Here were my plans for the race: First goal always is to finish. My second goal was to break three hours. That’s a slow pace and nowhere near my personal best, but my training had been done at snail speed. Mentally, I was going to concentrate on just getting into the swing of things for the first two miles, which includes the much-hated (by me) Elysian Viaduct. At least two people slipped and fell behind me as we approached the first mile on the viaduct. I’ll bet they hate it, too.
Sidebar: Years ago there was talk about getting rid of the viaduct, which is a concrete overpass. I volunteered to be the one pushing the plunger when it came time to dynamite it! But, alas, it still stands if only to torment me every year.
After the Elysian, I was going to think about the six people in whose memory I raised funds for LLS. The first was Dick Jones at mile three, then my dad, my stepdad, my cousin Lisa, Don Queen, and Ron Kalteyer at the subsequent miles. After that I felt like all of them were on my back spurring me along to the finish.
The halfers will turn around in 200 yards!
Two of the best aspects of Houston’s premier marathon/half-marathon event are its volunteers and spectators. We couldn’t have a successful race without thousands of helpers. And those watching make us feel like running gods and goddesses, as well as providing plenty of distractions. I saw so many great signs along the course! Some I remember were “Run like you stole something!” and “So easy a caveman could do it.” There also were live bands and boom boxes providing great music along the way.
No balloons for my pity party at mile 10?
Once I made the turn at mile nine, I focused on one sight: That mile 10 banner. I just couldn’t wait until I was able to have my very own pity party and feel sorry for myself and my aches and pains. Funny thing, though—by mile 10, I was rolling along at a decent clip for me. Sure, my arch was hurting, but it wasn’t slowing down my pace any, and I knew that in a mere mile we would be on Allen Parkway running along with the fast marathoners across the median. Plus I had those six precious souls riding on my shoulders whispering in my ear, “You can do it!” Cancel that pity party!
Mile 11 is a good time for prayer!
Houston’s Christian radio station had several prayer stations set up along the course. What a great idea . . . even for those of us who are Jewish! All runners are grateful for divine intervention late in a race.
My biggest disappointment once we got off Allen Parkway and headed through downtown towards the finish line at the George R. Brown Convention Center? No Elvis sighting! That’s the first time I haven’t seen the supposedly dead rock ’n roller during either the half (now five finishes) or marathon (eight finishes).

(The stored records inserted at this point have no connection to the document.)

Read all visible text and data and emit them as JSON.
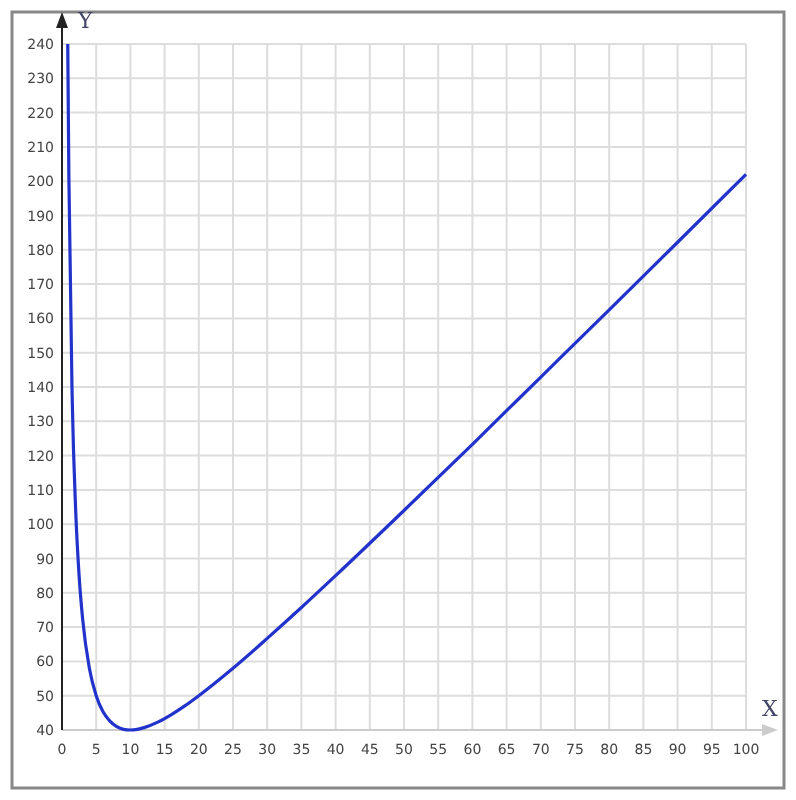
{
  "chart_data": {
    "type": "line",
    "xlabel": "X",
    "ylabel": "Y",
    "x": [
      0.84,
      1,
      1.5,
      2,
      2.5,
      3,
      4,
      5,
      6,
      7,
      8,
      9,
      10,
      11,
      12,
      14,
      16,
      18,
      20,
      25,
      30,
      35,
      40,
      50,
      60,
      70,
      80,
      90,
      100
    ],
    "series": [
      {
        "color": "#2233cc",
        "values": [
          240,
          202,
          136,
          104,
          85,
          72.7,
          58,
          50,
          45.3,
          42.6,
          41,
          40.2,
          40,
          40.2,
          40.7,
          42.3,
          44.5,
          47.1,
          50,
          58,
          66.7,
          75.7,
          85,
          104,
          123.3,
          142.9,
          162.5,
          182.2,
          202
        ]
      }
    ],
    "xlim": [
      0,
      100
    ],
    "ylim": [
      40,
      240
    ],
    "xticks": [
      0,
      5,
      10,
      15,
      20,
      25,
      30,
      35,
      40,
      45,
      50,
      55,
      60,
      65,
      70,
      75,
      80,
      85,
      90,
      95,
      100
    ],
    "yticks": [
      40,
      50,
      60,
      70,
      80,
      90,
      100,
      110,
      120,
      130,
      140,
      150,
      160,
      170,
      180,
      190,
      200,
      210,
      220,
      230,
      240
    ],
    "grid": true,
    "line_style": "solid",
    "marker": "none"
  }
}
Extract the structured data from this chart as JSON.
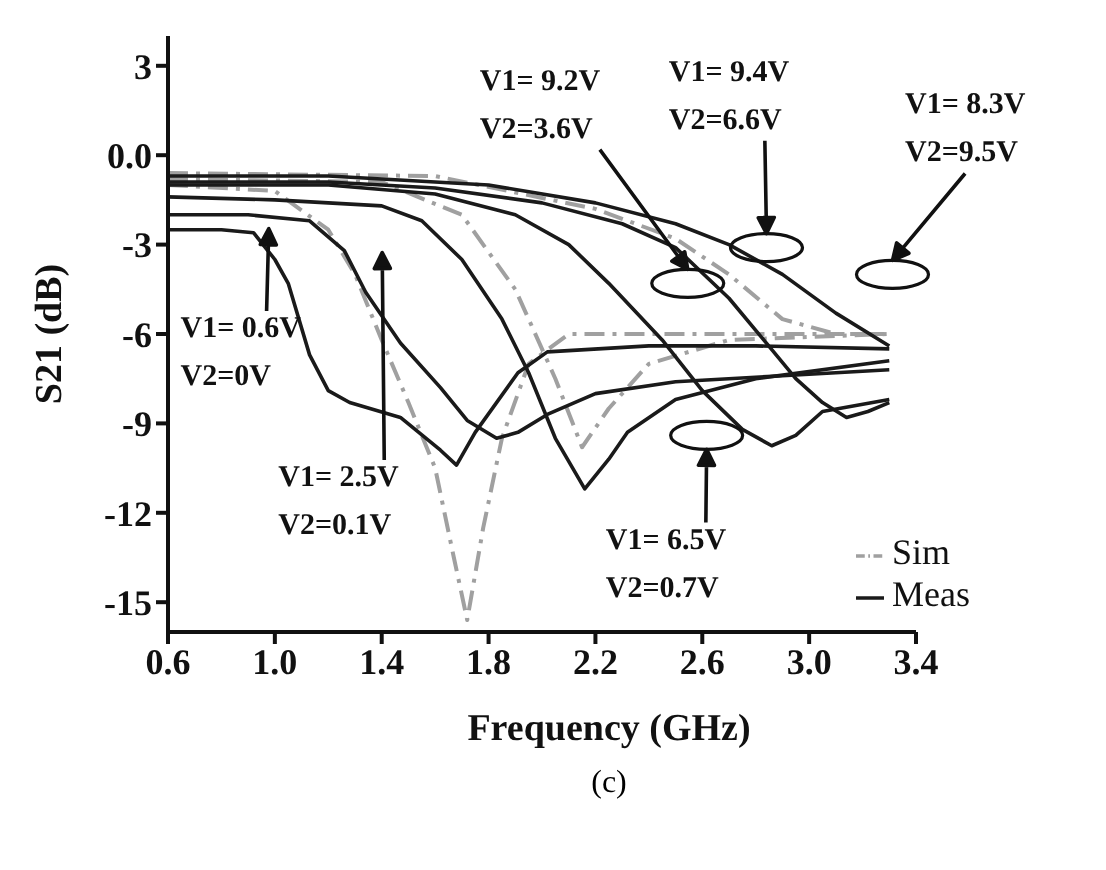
{
  "chart_data": {
    "type": "line",
    "xlabel": "Frequency (GHz)",
    "ylabel": "S21 (dB)",
    "xlim": [
      0.6,
      3.4
    ],
    "xticks": [
      0.6,
      {
        "value": 1,
        "label": "1.0"
      },
      1.4,
      1.8,
      2.2,
      2.6,
      {
        "value": 3,
        "label": "3.0"
      },
      3.4
    ],
    "ylim": [
      -16,
      4
    ],
    "yticks": [
      3,
      {
        "value": 0,
        "label": "0.0"
      },
      -3,
      -6,
      -9,
      -12,
      -15
    ],
    "grid": false,
    "legend": "bottom right",
    "marker": "none",
    "series": [
      {
        "name": "Sim",
        "color": "#a0a0a0",
        "line_style": "dashed",
        "x": [
          0.6,
          1.0,
          1.2,
          1.3,
          1.4,
          1.5,
          1.6,
          1.67,
          1.72,
          1.78,
          1.85,
          1.95,
          2.1,
          2.5,
          3.0,
          3.3
        ],
        "values": [
          -1.0,
          -1.2,
          -2.5,
          -4.0,
          -6.2,
          -8.3,
          -10.5,
          -13.5,
          -15.6,
          -12.5,
          -9.5,
          -7.0,
          -6.0,
          -6.0,
          -6.0,
          -6.0
        ]
      },
      {
        "color": "#a0a0a0",
        "line_style": "dashed",
        "x": [
          0.6,
          1.4,
          1.7,
          1.9,
          2.05,
          2.15,
          2.25,
          2.4,
          2.7,
          3.3
        ],
        "values": [
          -0.8,
          -0.9,
          -2.0,
          -4.5,
          -7.5,
          -9.8,
          -8.5,
          -7.0,
          -6.2,
          -6.0
        ]
      },
      {
        "color": "#a0a0a0",
        "line_style": "dashed",
        "x": [
          0.6,
          1.6,
          2.2,
          2.5,
          2.7,
          2.9,
          3.1,
          3.3
        ],
        "values": [
          -0.6,
          -0.7,
          -1.8,
          -2.8,
          -4.0,
          -5.5,
          -6.0,
          -6.0
        ]
      },
      {
        "name": "Meas",
        "color": "#1a1a1a",
        "line_style": "solid",
        "x": [
          0.6,
          0.8,
          0.92,
          1.0,
          1.05,
          1.13,
          1.2,
          1.28,
          1.47,
          1.62,
          1.68,
          1.75,
          1.91,
          2.02,
          2.4,
          2.8,
          3.3
        ],
        "values": [
          -2.5,
          -2.5,
          -2.6,
          -3.5,
          -4.3,
          -6.7,
          -7.9,
          -8.3,
          -8.8,
          -9.9,
          -10.4,
          -9.3,
          -7.3,
          -6.6,
          -6.4,
          -6.4,
          -6.5
        ]
      },
      {
        "color": "#1a1a1a",
        "line_style": "solid",
        "x": [
          0.6,
          0.9,
          1.13,
          1.26,
          1.34,
          1.47,
          1.62,
          1.72,
          1.83,
          1.91,
          2.02,
          2.2,
          2.5,
          2.9,
          3.3
        ],
        "values": [
          -2.0,
          -2.0,
          -2.2,
          -3.2,
          -4.6,
          -6.3,
          -7.8,
          -8.9,
          -9.5,
          -9.3,
          -8.7,
          -8.0,
          -7.6,
          -7.4,
          -7.2
        ]
      },
      {
        "color": "#1a1a1a",
        "line_style": "solid",
        "x": [
          0.6,
          1.0,
          1.4,
          1.55,
          1.7,
          1.85,
          1.95,
          2.05,
          2.16,
          2.25,
          2.32,
          2.5,
          2.8,
          3.3
        ],
        "values": [
          -1.4,
          -1.5,
          -1.7,
          -2.2,
          -3.5,
          -5.5,
          -7.3,
          -9.5,
          -11.2,
          -10.2,
          -9.3,
          -8.2,
          -7.5,
          -6.9
        ]
      },
      {
        "color": "#1a1a1a",
        "line_style": "solid",
        "x": [
          0.6,
          1.2,
          1.6,
          1.9,
          2.1,
          2.25,
          2.45,
          2.6,
          2.75,
          2.86,
          2.95,
          3.05,
          3.3
        ],
        "values": [
          -1.0,
          -1.0,
          -1.3,
          -2.0,
          -3.0,
          -4.3,
          -6.2,
          -7.9,
          -9.2,
          -9.75,
          -9.4,
          -8.6,
          -8.2
        ]
      },
      {
        "color": "#1a1a1a",
        "line_style": "solid",
        "x": [
          0.6,
          1.2,
          1.6,
          2.0,
          2.3,
          2.5,
          2.7,
          2.83,
          2.95,
          3.05,
          3.14,
          3.22,
          3.3
        ],
        "values": [
          -0.9,
          -0.9,
          -1.1,
          -1.6,
          -2.3,
          -3.1,
          -4.8,
          -6.2,
          -7.5,
          -8.3,
          -8.8,
          -8.6,
          -8.3
        ]
      },
      {
        "color": "#1a1a1a",
        "line_style": "solid",
        "x": [
          0.6,
          1.2,
          1.8,
          2.2,
          2.5,
          2.7,
          2.9,
          3.1,
          3.3
        ],
        "values": [
          -0.7,
          -0.7,
          -1.0,
          -1.6,
          -2.3,
          -3.0,
          -4.0,
          -5.3,
          -6.4
        ]
      }
    ],
    "annotations": [
      {
        "text": "V1= 0.6V\nV2=0V",
        "x": 0.92,
        "y": -2.6
      },
      "V1= 2.5V\nV2=0.1V",
      {
        "text": "V1= 6.5V\nV2=0.7V",
        "x": 2.31,
        "y": -9.4
      },
      "V1= 9.2V\nV2=3.6V",
      "V1= 9.4V\nV2=6.6V",
      "V1= 8.3V\nV2=9.5V",
      "(c)"
    ]
  }
}
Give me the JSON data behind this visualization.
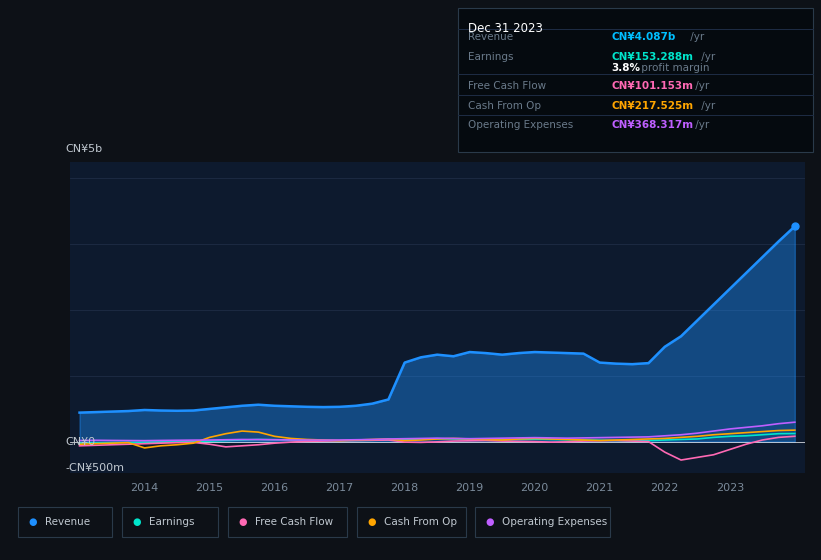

Disappointment reigns for those who finished behind me.
Finally, there was the most-spectacular sight of the entire 13.1-mile race: The finish line! Why do we run races? To finish them! As always, when I crossed the line, I looked to the sky to thank my dad for being along with me.
And then I thought of Dick Jones, who I had hoped so much would be there at the finish watching me run for him. He was there in spirit, of course, interrupting his golf game in heaven to ride on my shoulders. I couldn’t help but break into a wide smile and start to cry.